EXAME.com - O que você tem atualmente no portfólio?
Barsi - Tenho bastante Ultrapar, sou o maior acionista pessoa física do Banco do Brasil, tenho Klabin, 13,5% da Eternit. Tenho ainda 10,5% das ordinárias e 10% preferenciais da Unipar Carbocloro, que são papéis que já custaram 4 reais e, hoje em dia, valem centavos, mas acredito que vão retomar. Tenho Suzano e Eletropaulo também.
EXAME.com - O que está barato na Bovespa atualmente?
Barsi - Unipar Carbocloro está de graça.
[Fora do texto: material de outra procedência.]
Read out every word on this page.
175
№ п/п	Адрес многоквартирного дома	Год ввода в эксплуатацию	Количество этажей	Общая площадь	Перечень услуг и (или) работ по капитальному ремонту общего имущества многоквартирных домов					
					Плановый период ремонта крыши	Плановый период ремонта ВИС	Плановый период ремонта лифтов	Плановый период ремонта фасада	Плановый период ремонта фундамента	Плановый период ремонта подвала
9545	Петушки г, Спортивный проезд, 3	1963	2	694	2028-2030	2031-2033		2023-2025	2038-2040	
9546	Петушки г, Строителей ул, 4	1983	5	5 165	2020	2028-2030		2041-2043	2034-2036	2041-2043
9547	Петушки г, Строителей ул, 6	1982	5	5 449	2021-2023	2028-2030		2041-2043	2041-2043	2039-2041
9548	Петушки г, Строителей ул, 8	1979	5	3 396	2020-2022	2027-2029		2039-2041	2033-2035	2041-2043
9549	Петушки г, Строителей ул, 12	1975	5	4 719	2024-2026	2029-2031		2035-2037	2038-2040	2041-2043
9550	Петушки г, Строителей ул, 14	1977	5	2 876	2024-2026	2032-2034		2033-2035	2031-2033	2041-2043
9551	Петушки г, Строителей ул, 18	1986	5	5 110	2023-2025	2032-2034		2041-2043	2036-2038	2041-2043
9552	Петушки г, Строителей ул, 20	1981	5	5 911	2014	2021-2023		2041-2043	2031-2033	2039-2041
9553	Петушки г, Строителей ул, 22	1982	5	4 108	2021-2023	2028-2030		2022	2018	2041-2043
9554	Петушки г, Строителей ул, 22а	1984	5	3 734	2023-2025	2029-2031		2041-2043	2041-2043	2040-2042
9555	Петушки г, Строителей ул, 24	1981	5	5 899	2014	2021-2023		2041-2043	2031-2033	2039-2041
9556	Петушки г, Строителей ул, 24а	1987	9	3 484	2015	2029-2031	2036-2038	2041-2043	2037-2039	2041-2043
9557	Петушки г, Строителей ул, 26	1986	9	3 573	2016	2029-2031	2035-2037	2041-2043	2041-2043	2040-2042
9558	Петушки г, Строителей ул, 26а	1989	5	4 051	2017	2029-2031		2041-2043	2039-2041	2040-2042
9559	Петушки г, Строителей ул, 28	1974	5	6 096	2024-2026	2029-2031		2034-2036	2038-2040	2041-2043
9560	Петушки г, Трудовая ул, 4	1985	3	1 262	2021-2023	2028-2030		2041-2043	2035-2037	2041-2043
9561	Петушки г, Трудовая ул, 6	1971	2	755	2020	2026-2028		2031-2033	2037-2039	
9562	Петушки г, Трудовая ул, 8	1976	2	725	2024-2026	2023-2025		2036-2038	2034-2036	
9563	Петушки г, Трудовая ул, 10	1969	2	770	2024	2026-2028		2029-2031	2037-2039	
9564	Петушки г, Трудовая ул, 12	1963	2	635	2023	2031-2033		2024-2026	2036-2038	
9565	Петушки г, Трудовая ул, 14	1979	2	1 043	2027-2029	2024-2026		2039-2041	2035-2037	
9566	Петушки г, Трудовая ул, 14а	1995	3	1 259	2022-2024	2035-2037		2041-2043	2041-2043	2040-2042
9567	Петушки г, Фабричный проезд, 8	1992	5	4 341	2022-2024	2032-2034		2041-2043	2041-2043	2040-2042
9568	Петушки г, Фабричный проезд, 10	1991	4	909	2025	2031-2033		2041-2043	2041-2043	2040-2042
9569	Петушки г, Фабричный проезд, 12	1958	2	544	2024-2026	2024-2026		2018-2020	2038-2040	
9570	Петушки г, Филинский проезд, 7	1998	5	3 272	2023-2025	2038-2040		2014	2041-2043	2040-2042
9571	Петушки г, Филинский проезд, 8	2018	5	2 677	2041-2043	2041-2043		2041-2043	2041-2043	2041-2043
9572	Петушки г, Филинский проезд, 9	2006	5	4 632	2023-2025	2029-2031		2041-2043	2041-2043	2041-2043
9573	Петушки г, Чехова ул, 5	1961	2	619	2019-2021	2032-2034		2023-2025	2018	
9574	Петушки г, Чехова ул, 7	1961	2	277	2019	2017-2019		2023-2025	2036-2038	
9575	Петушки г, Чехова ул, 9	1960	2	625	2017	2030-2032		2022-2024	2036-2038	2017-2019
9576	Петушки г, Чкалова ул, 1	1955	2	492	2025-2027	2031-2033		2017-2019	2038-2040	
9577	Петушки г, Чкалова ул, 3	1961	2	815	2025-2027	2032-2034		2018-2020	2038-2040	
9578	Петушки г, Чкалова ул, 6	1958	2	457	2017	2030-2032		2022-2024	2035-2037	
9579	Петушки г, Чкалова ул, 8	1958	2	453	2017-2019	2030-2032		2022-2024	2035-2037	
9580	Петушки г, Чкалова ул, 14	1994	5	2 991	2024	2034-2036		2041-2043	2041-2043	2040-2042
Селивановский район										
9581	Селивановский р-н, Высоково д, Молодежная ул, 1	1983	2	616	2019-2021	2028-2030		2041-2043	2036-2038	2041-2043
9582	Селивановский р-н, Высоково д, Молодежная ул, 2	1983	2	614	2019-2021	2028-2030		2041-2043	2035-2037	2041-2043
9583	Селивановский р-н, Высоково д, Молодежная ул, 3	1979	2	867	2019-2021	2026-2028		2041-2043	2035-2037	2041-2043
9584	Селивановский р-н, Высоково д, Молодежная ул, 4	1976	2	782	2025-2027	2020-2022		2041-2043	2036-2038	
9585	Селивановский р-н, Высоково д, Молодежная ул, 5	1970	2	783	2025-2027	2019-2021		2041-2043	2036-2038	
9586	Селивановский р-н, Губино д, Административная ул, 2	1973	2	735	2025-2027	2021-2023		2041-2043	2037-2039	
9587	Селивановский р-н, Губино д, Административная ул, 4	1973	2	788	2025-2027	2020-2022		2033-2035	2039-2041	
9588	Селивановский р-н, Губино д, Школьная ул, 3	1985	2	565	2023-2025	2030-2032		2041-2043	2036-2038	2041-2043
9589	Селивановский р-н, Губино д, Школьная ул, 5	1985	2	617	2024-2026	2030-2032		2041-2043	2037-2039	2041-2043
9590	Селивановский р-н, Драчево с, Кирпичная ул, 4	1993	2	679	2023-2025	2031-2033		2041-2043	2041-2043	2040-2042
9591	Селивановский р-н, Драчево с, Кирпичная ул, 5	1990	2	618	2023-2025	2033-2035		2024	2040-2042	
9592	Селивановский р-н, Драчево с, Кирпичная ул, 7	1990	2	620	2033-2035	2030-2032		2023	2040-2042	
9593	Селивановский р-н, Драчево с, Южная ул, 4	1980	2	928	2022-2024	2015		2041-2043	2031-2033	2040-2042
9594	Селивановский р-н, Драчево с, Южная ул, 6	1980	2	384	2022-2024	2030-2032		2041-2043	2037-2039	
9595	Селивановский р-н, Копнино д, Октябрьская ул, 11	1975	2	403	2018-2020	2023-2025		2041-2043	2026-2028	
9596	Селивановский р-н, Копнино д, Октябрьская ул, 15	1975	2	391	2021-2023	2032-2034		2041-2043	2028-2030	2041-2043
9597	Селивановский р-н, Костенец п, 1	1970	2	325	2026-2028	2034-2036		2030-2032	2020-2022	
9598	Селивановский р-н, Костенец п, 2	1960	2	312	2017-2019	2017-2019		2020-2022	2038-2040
Sabesp, Suzano, Eletrobras (preferencial), Cemig e Aes Tietê. Tudo isso está barato.
EXAME.com - Ações de blue chips, como Petrobras e Vale, não atraem você?
Barsi – De jeito nenhum. A maioria dos meus amigos me pergunta por que eu não tenho ações da Petrobras e eu respondo: “Eu invisto em petróleo sim, mas não em Petrobras. Tenho ações da Ypiranga”. E quando eles me perguntam o motivo, eu explico a eles que a Petrobras poderia funcionar com 20 mil funcionários, mas funciona com absurdos 200 mil. A Ypiranga deveria funcionar com 20 mil e tem 5 mil. Eu observo muito as filosofias das companhias. Não tenho nada com estas gigantes do mercado. Eu também tenho algumas regras estabelecidas na minha cabeça. Por exemplo, toda empresa de aviação nasce pra quebrar, toda empresa de turismo nasce para quebrar, toda empresa que vende eletrodomésticos a prazo nasce pra quebrar. Tenho parente que quebrou com ações da GOL, fazendo burradas com operações a termo. Em operações como essa, você até pode se arriscar, mas faça isso dentro de certos limites e com papéis que não sejam lixos.
EXAME.com - Você opera com termo ou opções?
Barsi - De jeito nenhum. Não compro vento.
EXAME.com - Você prega muito a disciplina ao investir. Como é essa disciplina na prática?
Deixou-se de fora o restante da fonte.